Predictive Power of Genetics

For most diseases, an individual’s risk arises from a combination of genes, environment, age, and other factors. Even for genes whose role in highly penetrant monogenic disorders has been well established, sequencing will reveal many variants of unknown significance. Our current ability to predict pathogenicity of such variants is not very good. What does that mean for a patient with two variants in a recessive disease gene?

In a high-profile examination of a sequenced genome (publicly available), the individual was homozygous for likely-pathogenic variants in two disease genes. Both were devastating, crippling diseases. It seems like that individual would be severely affected. You know whose genome it was? Dr. James Watson, the Nobel laureate and co-discoverer of DNA’s structure.
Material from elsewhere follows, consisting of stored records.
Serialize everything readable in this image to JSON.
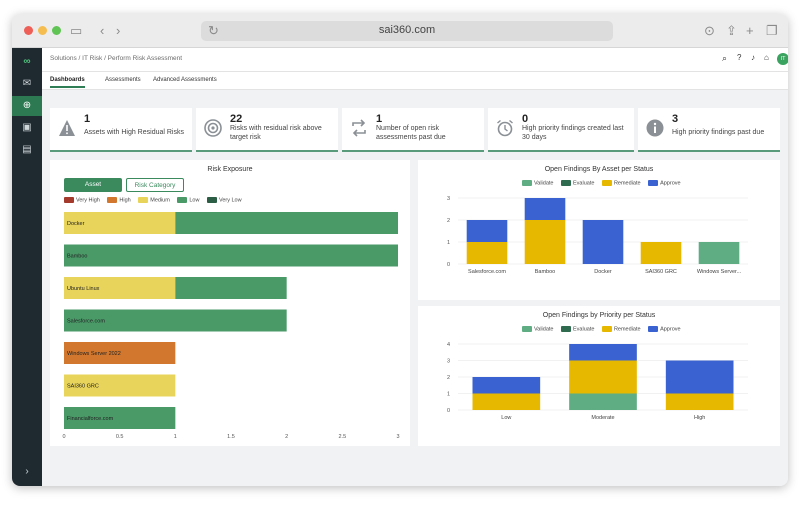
{
  "browser": {
    "url": "sai360.com"
  },
  "breadcrumb": "Solutions / IT Risk / Perform Risk Assessment",
  "user_initials": "IT",
  "tabs": [
    "Dashboards",
    "Assessments",
    "Advanced Assessments"
  ],
  "kpis": [
    {
      "value": "1",
      "label": "Assets with High Residual Risks",
      "icon": "warning-icon"
    },
    {
      "value": "22",
      "label": "Risks with residual risk above target risk",
      "icon": "target-icon"
    },
    {
      "value": "1",
      "label": "Number of open risk assessments past due",
      "icon": "repeat-icon"
    },
    {
      "value": "0",
      "label": "High priority findings created last 30 days",
      "icon": "alarm-clock-icon"
    },
    {
      "value": "3",
      "label": "High priority findings past due",
      "icon": "info-icon"
    }
  ],
  "risk_exposure": {
    "title": "Risk Exposure",
    "toggle": [
      "Asset",
      "Risk Category"
    ],
    "legend": [
      {
        "name": "Very High",
        "color": "#a33a2b"
      },
      {
        "name": "High",
        "color": "#d2782e"
      },
      {
        "name": "Medium",
        "color": "#e8d45a"
      },
      {
        "name": "Low",
        "color": "#4a9a68"
      },
      {
        "name": "Very Low",
        "color": "#2c5e45"
      }
    ]
  },
  "chart_data": [
    {
      "type": "bar",
      "orientation": "horizontal",
      "stacked": true,
      "title": "Risk Exposure",
      "categories": [
        "Docker",
        "Bamboo",
        "Ubuntu Linux",
        "Salesforce.com",
        "Windows Server 2022",
        "SAI360 GRC",
        "Financialforce.com"
      ],
      "series": [
        {
          "name": "High",
          "color": "#d2782e",
          "values": [
            0,
            0,
            0,
            0,
            1,
            0,
            0
          ]
        },
        {
          "name": "Medium",
          "color": "#e8d45a",
          "values": [
            1,
            0,
            1,
            0,
            0,
            1,
            0
          ]
        },
        {
          "name": "Low",
          "color": "#4a9a68",
          "values": [
            2,
            3,
            1,
            2,
            0,
            0,
            1
          ]
        }
      ],
      "xlim": [
        0,
        3
      ],
      "xticks": [
        "0",
        "0.5",
        "1",
        "1.5",
        "2",
        "2.5",
        "3"
      ]
    },
    {
      "type": "bar",
      "stacked": true,
      "title": "Open Findings By Asset per Status",
      "categories": [
        "Salesforce.com",
        "Bamboo",
        "Docker",
        "SAI360 GRC",
        "Windows Server..."
      ],
      "series": [
        {
          "name": "Validate",
          "color": "#5fae83",
          "values": [
            0,
            0,
            0,
            0,
            1
          ]
        },
        {
          "name": "Evaluate",
          "color": "#2f6b4f",
          "values": [
            0,
            0,
            0,
            0,
            0
          ]
        },
        {
          "name": "Remediate",
          "color": "#e6b800",
          "values": [
            1,
            2,
            0,
            1,
            0
          ]
        },
        {
          "name": "Approve",
          "color": "#3a62d0",
          "values": [
            1,
            1,
            2,
            0,
            0
          ]
        }
      ],
      "ylim": [
        0,
        3
      ],
      "yticks": [
        "0",
        "1",
        "2",
        "3"
      ]
    },
    {
      "type": "bar",
      "stacked": true,
      "title": "Open Findings by Priority per Status",
      "categories": [
        "Low",
        "Moderate",
        "High"
      ],
      "series": [
        {
          "name": "Validate",
          "color": "#5fae83",
          "values": [
            0,
            1,
            0
          ]
        },
        {
          "name": "Evaluate",
          "color": "#2f6b4f",
          "values": [
            0,
            0,
            0
          ]
        },
        {
          "name": "Remediate",
          "color": "#e6b800",
          "values": [
            1,
            2,
            1
          ]
        },
        {
          "name": "Approve",
          "color": "#3a62d0",
          "values": [
            1,
            1,
            2
          ]
        }
      ],
      "ylim": [
        0,
        4
      ],
      "yticks": [
        "0",
        "1",
        "2",
        "3",
        "4"
      ]
    }
  ]
}
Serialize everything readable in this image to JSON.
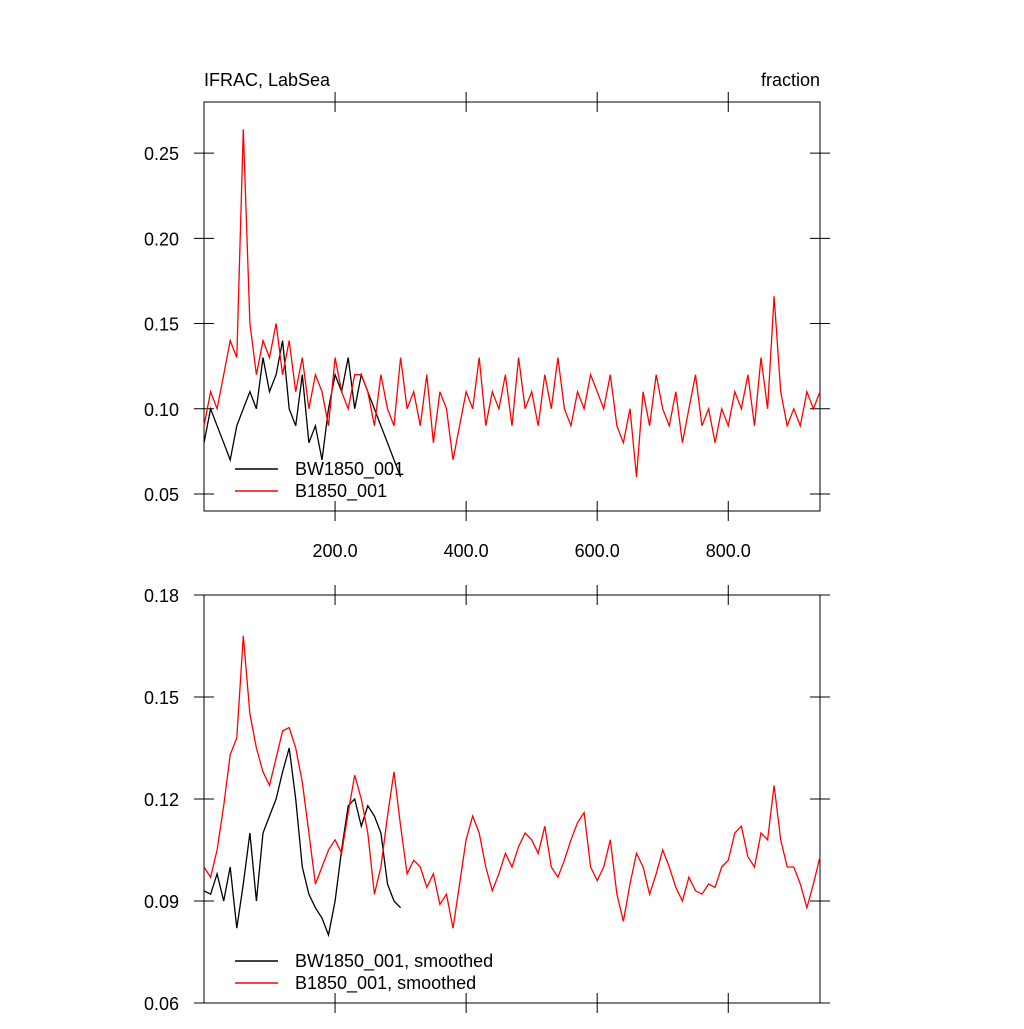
{
  "chart_data": [
    {
      "type": "line",
      "title": "IFRAC, LabSea",
      "right_title": "fraction",
      "x": [
        0,
        10,
        20,
        30,
        40,
        50,
        60,
        70,
        80,
        90,
        100,
        110,
        120,
        130,
        140,
        150,
        160,
        170,
        180,
        190,
        200,
        210,
        220,
        230,
        240,
        250,
        260,
        270,
        280,
        290,
        300,
        310,
        320,
        330,
        340,
        350,
        360,
        370,
        380,
        390,
        400,
        410,
        420,
        430,
        440,
        450,
        460,
        470,
        480,
        490,
        500,
        510,
        520,
        530,
        540,
        550,
        560,
        570,
        580,
        590,
        600,
        610,
        620,
        630,
        640,
        650,
        660,
        670,
        680,
        690,
        700,
        710,
        720,
        730,
        740,
        750,
        760,
        770,
        780,
        790,
        800,
        810,
        820,
        830,
        840,
        850,
        860,
        870,
        880,
        890,
        900,
        910,
        920,
        930,
        940
      ],
      "xlim": [
        0,
        940
      ],
      "xticks": [
        {
          "value": 200,
          "label": "200.0"
        },
        {
          "value": 400,
          "label": "400.0"
        },
        {
          "value": 600,
          "label": "600.0"
        },
        {
          "value": 800,
          "label": "800.0"
        }
      ],
      "ylim": [
        0.04,
        0.28
      ],
      "yticks": [
        0.05,
        {
          "value": 0.1,
          "label": "0.10"
        },
        0.15,
        {
          "value": 0.2,
          "label": "0.20"
        },
        0.25
      ],
      "series": [
        {
          "name": "BW1850_001",
          "color": "#000000",
          "values": [
            0.08,
            0.1,
            0.09,
            0.08,
            0.07,
            0.09,
            0.1,
            0.11,
            0.1,
            0.13,
            0.11,
            0.12,
            0.14,
            0.1,
            0.09,
            0.12,
            0.08,
            0.09,
            0.07,
            0.1,
            0.12,
            0.11,
            0.13,
            0.1,
            0.12,
            0.11,
            0.1,
            0.09,
            0.08,
            0.07,
            0.06,
            null,
            null,
            null,
            null,
            null,
            null,
            null,
            null,
            null,
            null,
            null,
            null,
            null,
            null,
            null,
            null,
            null,
            null,
            null,
            null,
            null,
            null,
            null,
            null,
            null,
            null,
            null,
            null,
            null,
            null,
            null,
            null,
            null,
            null,
            null,
            null,
            null,
            null,
            null,
            null,
            null,
            null,
            null,
            null,
            null,
            null,
            null,
            null,
            null,
            null,
            null,
            null,
            null,
            null,
            null,
            null,
            null,
            null,
            null,
            null,
            null,
            null,
            null,
            null
          ]
        },
        {
          "name": "B1850_001",
          "color": "#ff0000",
          "values": [
            0.09,
            0.11,
            0.1,
            0.12,
            0.14,
            0.13,
            0.264,
            0.15,
            0.12,
            0.14,
            0.13,
            0.15,
            0.12,
            0.14,
            0.11,
            0.13,
            0.1,
            0.12,
            0.11,
            0.09,
            0.13,
            0.11,
            0.1,
            0.12,
            0.12,
            0.11,
            0.09,
            0.12,
            0.1,
            0.09,
            0.13,
            0.1,
            0.11,
            0.09,
            0.12,
            0.08,
            0.11,
            0.1,
            0.07,
            0.09,
            0.11,
            0.1,
            0.13,
            0.09,
            0.11,
            0.1,
            0.12,
            0.09,
            0.13,
            0.1,
            0.11,
            0.09,
            0.12,
            0.1,
            0.13,
            0.1,
            0.09,
            0.11,
            0.1,
            0.12,
            0.11,
            0.1,
            0.12,
            0.09,
            0.08,
            0.1,
            0.06,
            0.11,
            0.09,
            0.12,
            0.1,
            0.09,
            0.11,
            0.08,
            0.1,
            0.12,
            0.09,
            0.1,
            0.08,
            0.1,
            0.09,
            0.11,
            0.1,
            0.12,
            0.09,
            0.13,
            0.1,
            0.166,
            0.11,
            0.09,
            0.1,
            0.09,
            0.11,
            0.1,
            0.11
          ]
        }
      ]
    },
    {
      "type": "line",
      "x": [
        0,
        10,
        20,
        30,
        40,
        50,
        60,
        70,
        80,
        90,
        100,
        110,
        120,
        130,
        140,
        150,
        160,
        170,
        180,
        190,
        200,
        210,
        220,
        230,
        240,
        250,
        260,
        270,
        280,
        290,
        300,
        310,
        320,
        330,
        340,
        350,
        360,
        370,
        380,
        390,
        400,
        410,
        420,
        430,
        440,
        450,
        460,
        470,
        480,
        490,
        500,
        510,
        520,
        530,
        540,
        550,
        560,
        570,
        580,
        590,
        600,
        610,
        620,
        630,
        640,
        650,
        660,
        670,
        680,
        690,
        700,
        710,
        720,
        730,
        740,
        750,
        760,
        770,
        780,
        790,
        800,
        810,
        820,
        830,
        840,
        850,
        860,
        870,
        880,
        890,
        900,
        910,
        920,
        930,
        940
      ],
      "xlim": [
        0,
        940
      ],
      "xticks": [
        200,
        400,
        600,
        800
      ],
      "ylim": [
        0.06,
        0.18
      ],
      "yticks": [
        0.06,
        0.09,
        0.12,
        0.15,
        0.18
      ],
      "series": [
        {
          "name": "BW1850_001, smoothed",
          "color": "#000000",
          "values": [
            0.093,
            0.092,
            0.098,
            0.09,
            0.1,
            0.082,
            0.095,
            0.11,
            0.09,
            0.11,
            0.115,
            0.12,
            0.128,
            0.135,
            0.12,
            0.1,
            0.092,
            0.088,
            0.085,
            0.08,
            0.09,
            0.105,
            0.118,
            0.12,
            0.112,
            0.118,
            0.115,
            0.11,
            0.095,
            0.09,
            0.088,
            null,
            null,
            null,
            null,
            null,
            null,
            null,
            null,
            null,
            null,
            null,
            null,
            null,
            null,
            null,
            null,
            null,
            null,
            null,
            null,
            null,
            null,
            null,
            null,
            null,
            null,
            null,
            null,
            null,
            null,
            null,
            null,
            null,
            null,
            null,
            null,
            null,
            null,
            null,
            null,
            null,
            null,
            null,
            null,
            null,
            null,
            null,
            null,
            null,
            null,
            null,
            null,
            null,
            null,
            null,
            null,
            null,
            null,
            null,
            null,
            null,
            null,
            null,
            null
          ]
        },
        {
          "name": "B1850_001, smoothed",
          "color": "#ff0000",
          "values": [
            0.1,
            0.097,
            0.105,
            0.118,
            0.133,
            0.138,
            0.168,
            0.145,
            0.135,
            0.128,
            0.124,
            0.132,
            0.14,
            0.141,
            0.135,
            0.125,
            0.11,
            0.095,
            0.1,
            0.105,
            0.108,
            0.104,
            0.116,
            0.127,
            0.12,
            0.11,
            0.092,
            0.1,
            0.115,
            0.128,
            0.112,
            0.098,
            0.102,
            0.1,
            0.094,
            0.098,
            0.089,
            0.092,
            0.082,
            0.095,
            0.108,
            0.115,
            0.11,
            0.1,
            0.093,
            0.098,
            0.104,
            0.1,
            0.106,
            0.11,
            0.108,
            0.104,
            0.112,
            0.1,
            0.097,
            0.102,
            0.108,
            0.113,
            0.116,
            0.1,
            0.096,
            0.1,
            0.108,
            0.092,
            0.084,
            0.095,
            0.104,
            0.1,
            0.092,
            0.098,
            0.105,
            0.1,
            0.094,
            0.09,
            0.097,
            0.093,
            0.092,
            0.095,
            0.094,
            0.1,
            0.102,
            0.11,
            0.112,
            0.103,
            0.1,
            0.11,
            0.108,
            0.124,
            0.108,
            0.1,
            0.1,
            0.095,
            0.088,
            0.095,
            0.103
          ]
        }
      ]
    }
  ]
}
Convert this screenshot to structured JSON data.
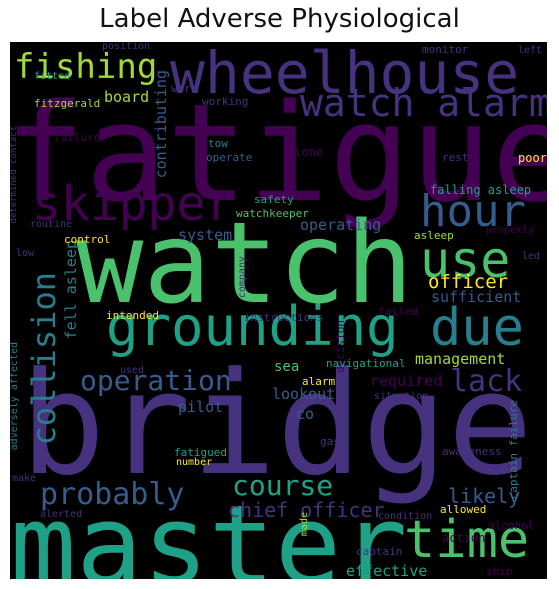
{
  "title": "Label Adverse Physiological",
  "words": {
    "fatigue": "fatigue",
    "watch": "watch",
    "bridge": "bridge",
    "master": "master",
    "wheelhouse": "wheelhouse",
    "watch_alarm": "watch alarm",
    "hour": "hour",
    "skipper": "skipper",
    "fishing": "fishing",
    "grounding": "grounding",
    "due": "due",
    "use": "use",
    "time": "time",
    "collision": "collision",
    "operation": "operation",
    "lack": "lack",
    "probably": "probably",
    "course": "course",
    "chief_officer": "chief officer",
    "likely": "likely",
    "officer": "officer",
    "sufficient": "sufficient",
    "management": "management",
    "required": "required",
    "lookout": "lookout",
    "pilot": "pilot",
    "co": "co",
    "effective": "effective",
    "system": "system",
    "operating": "operating",
    "fell_asleep": "fell asleep",
    "contributing": "contributing",
    "falling_asleep": "falling asleep",
    "sea": "sea",
    "safety": "safety",
    "watchkeeper": "watchkeeper",
    "board": "board",
    "working": "working",
    "work": "work",
    "fitzgerald": "fitzgerald",
    "failure": "failure",
    "tow": "tow",
    "operate": "operate",
    "alone": "alone",
    "rest": "rest",
    "poor": "poor",
    "position": "position",
    "monitor": "monitor",
    "left": "left",
    "fitted": "fitted",
    "determined_contact": "determined contact",
    "routine": "routine",
    "control": "control",
    "low": "low",
    "asleep": "asleep",
    "properly": "properly",
    "led": "led",
    "company": "company",
    "decision": "decision",
    "intended": "intended",
    "instructions": "instructions",
    "failed": "failed",
    "navigational": "navigational",
    "used": "used",
    "alarm": "alarm",
    "situation": "situation",
    "adversely_affected": "adversely affected",
    "gas": "gas",
    "fatigued": "fatigued",
    "number": "number",
    "captain_failure": "captain failure",
    "awareness": "awareness",
    "make": "make",
    "alerted": "alerted",
    "condition": "condition",
    "allowed": "allowed",
    "action": "action",
    "alcohol": "alcohol",
    "made": "made",
    "captain": "captain",
    "ship": "ship"
  },
  "colors": {
    "background": "#000000",
    "palette": [
      "#440154",
      "#46327e",
      "#365c8d",
      "#277f8e",
      "#1fa187",
      "#4ac16d",
      "#a0da39",
      "#fde725"
    ]
  }
}
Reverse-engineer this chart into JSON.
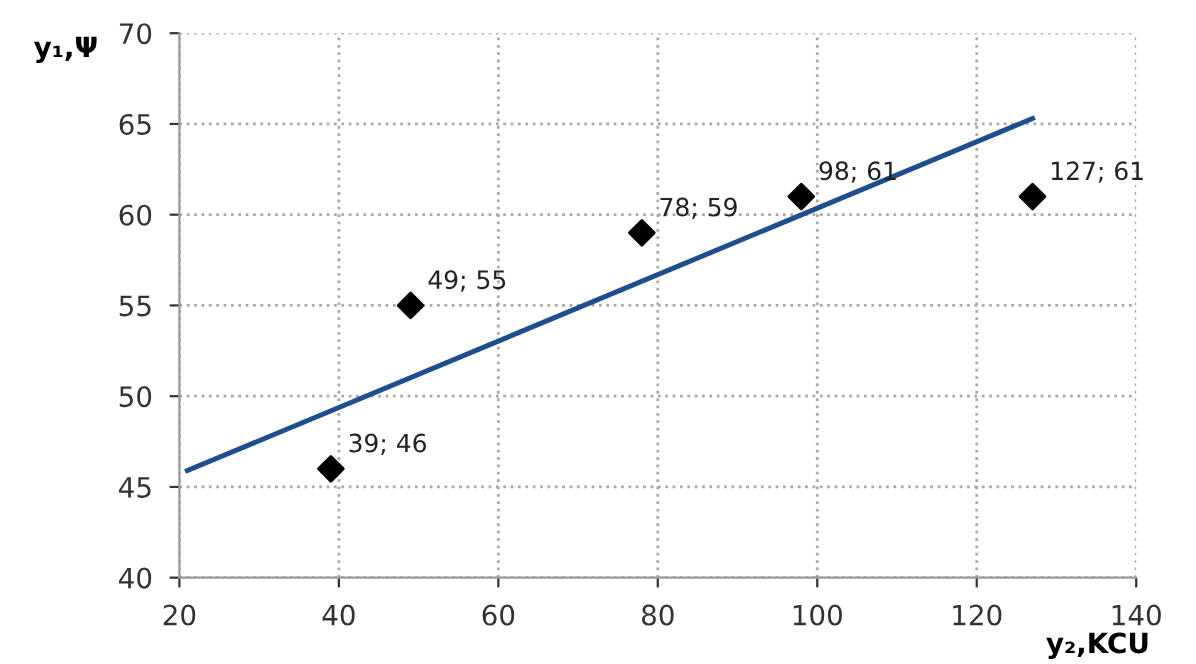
{
  "chart_data": {
    "type": "scatter",
    "xlabel": "y₂,KCU",
    "ylabel": "y₁,Ψ",
    "xlim": [
      20,
      140
    ],
    "xticks": [
      20,
      40,
      60,
      80,
      100,
      120,
      140
    ],
    "ylim": [
      40,
      70
    ],
    "yticks": [
      40,
      45,
      50,
      55,
      60,
      65,
      70
    ],
    "grid": true,
    "legend": false,
    "marker": "diamond",
    "series": [
      {
        "color": "#000000",
        "x": [
          39,
          49,
          78,
          98,
          127
        ],
        "values": [
          46,
          55,
          59,
          61,
          61
        ],
        "value_labels": [
          "39; 46",
          "49; 55",
          "78; 59",
          "98; 61",
          "127; 61"
        ]
      },
      {
        "type": "line",
        "color": "#1f4e8c",
        "x": [
          21,
          127
        ],
        "values": [
          45.9,
          65.3
        ],
        "marker": "none",
        "line_style": "solid"
      }
    ]
  }
}
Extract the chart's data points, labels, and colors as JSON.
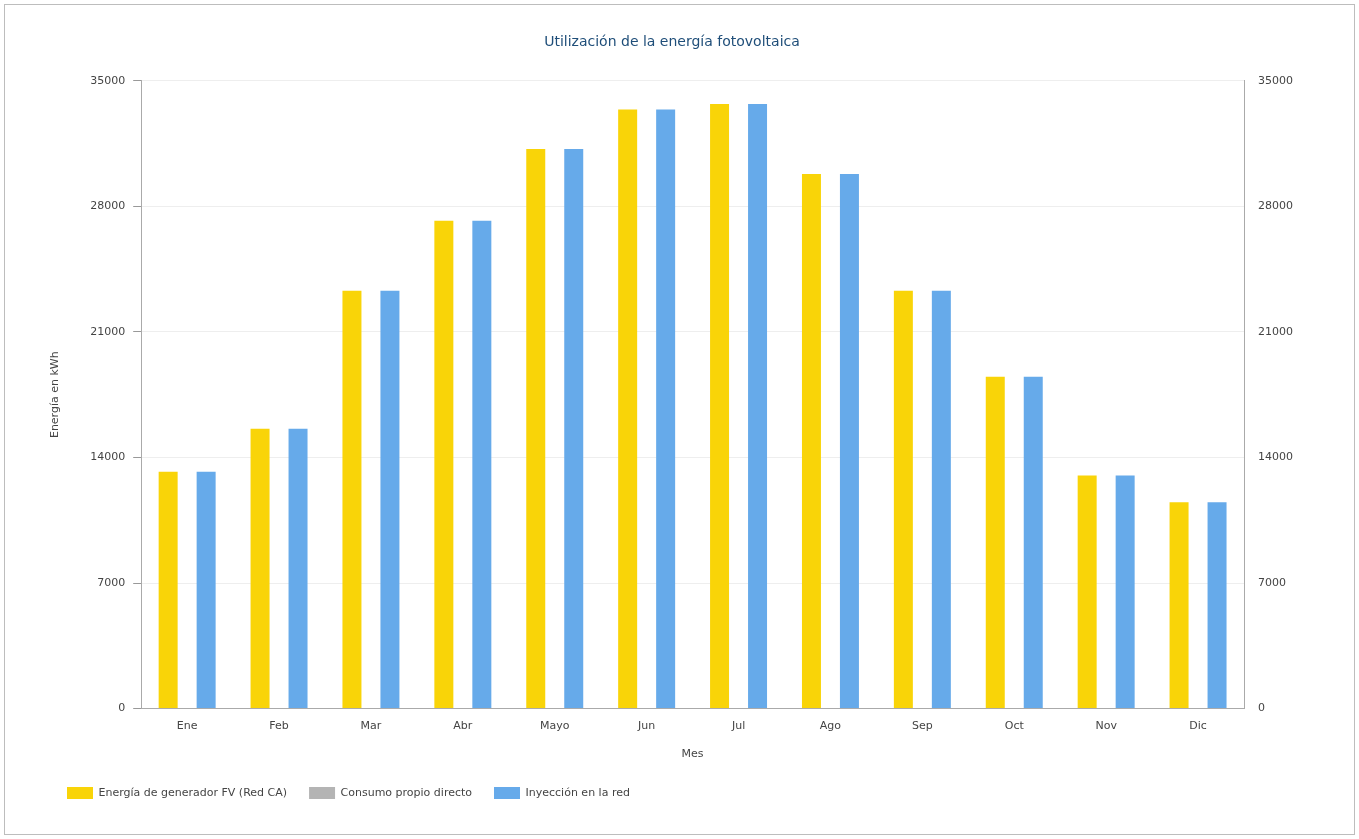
{
  "chart_data": {
    "type": "bar",
    "title": "Utilización de la energía fotovoltaica",
    "xlabel": "Mes",
    "ylabel": "Energía en kWh",
    "categories": [
      "Ene",
      "Feb",
      "Mar",
      "Abr",
      "Mayo",
      "Jun",
      "Jul",
      "Ago",
      "Sep",
      "Oct",
      "Nov",
      "Dic"
    ],
    "series": [
      {
        "name": "Energía de generador FV (Red CA)",
        "color": "#f9d408",
        "values": [
          13200,
          15600,
          23300,
          27200,
          31200,
          33400,
          33700,
          29800,
          23300,
          18500,
          13000,
          11500
        ]
      },
      {
        "name": "Consumo propio directo",
        "color": "#b4b4b4",
        "values": [
          0,
          0,
          0,
          0,
          0,
          0,
          0,
          0,
          0,
          0,
          0,
          0
        ]
      },
      {
        "name": "Inyección en la red",
        "color": "#66aaea",
        "values": [
          13200,
          15600,
          23300,
          27200,
          31200,
          33400,
          33700,
          29800,
          23300,
          18500,
          13000,
          11500
        ]
      }
    ],
    "ylim": [
      0,
      35000
    ],
    "yticks": [
      0,
      7000,
      14000,
      21000,
      28000,
      35000
    ],
    "y2lim": [
      0,
      35000
    ],
    "y2ticks": [
      0,
      7000,
      14000,
      21000,
      28000,
      35000
    ],
    "grid": "y",
    "legend": "bottom left"
  }
}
This simply a vignette, but it does illustrate something that people in our field tend to accept: there’s a limit to the predictive power of genetics.

Consumer Genetic Testing

One item that many of the clinicians did seem to agree on was the FDA’s crackdown on the “health risk profile” previously available for 23andMe’s personal genetic testing service. Apparently the results being returned didn’t meet the ACMG’s proposed standards for analytical validity, clinical validity, and clinical utility. Many of those in the room didn’t like the idea of direct consumer access to genetic information, though Dr. Bierut was favorable, saying “Information wants to be free.”

Of course, I had my personal genetic testing done by 23andMe, and I’m in favor of that kind of access. But then again, I’m rather biased. What are your thoughts on genetic right to know?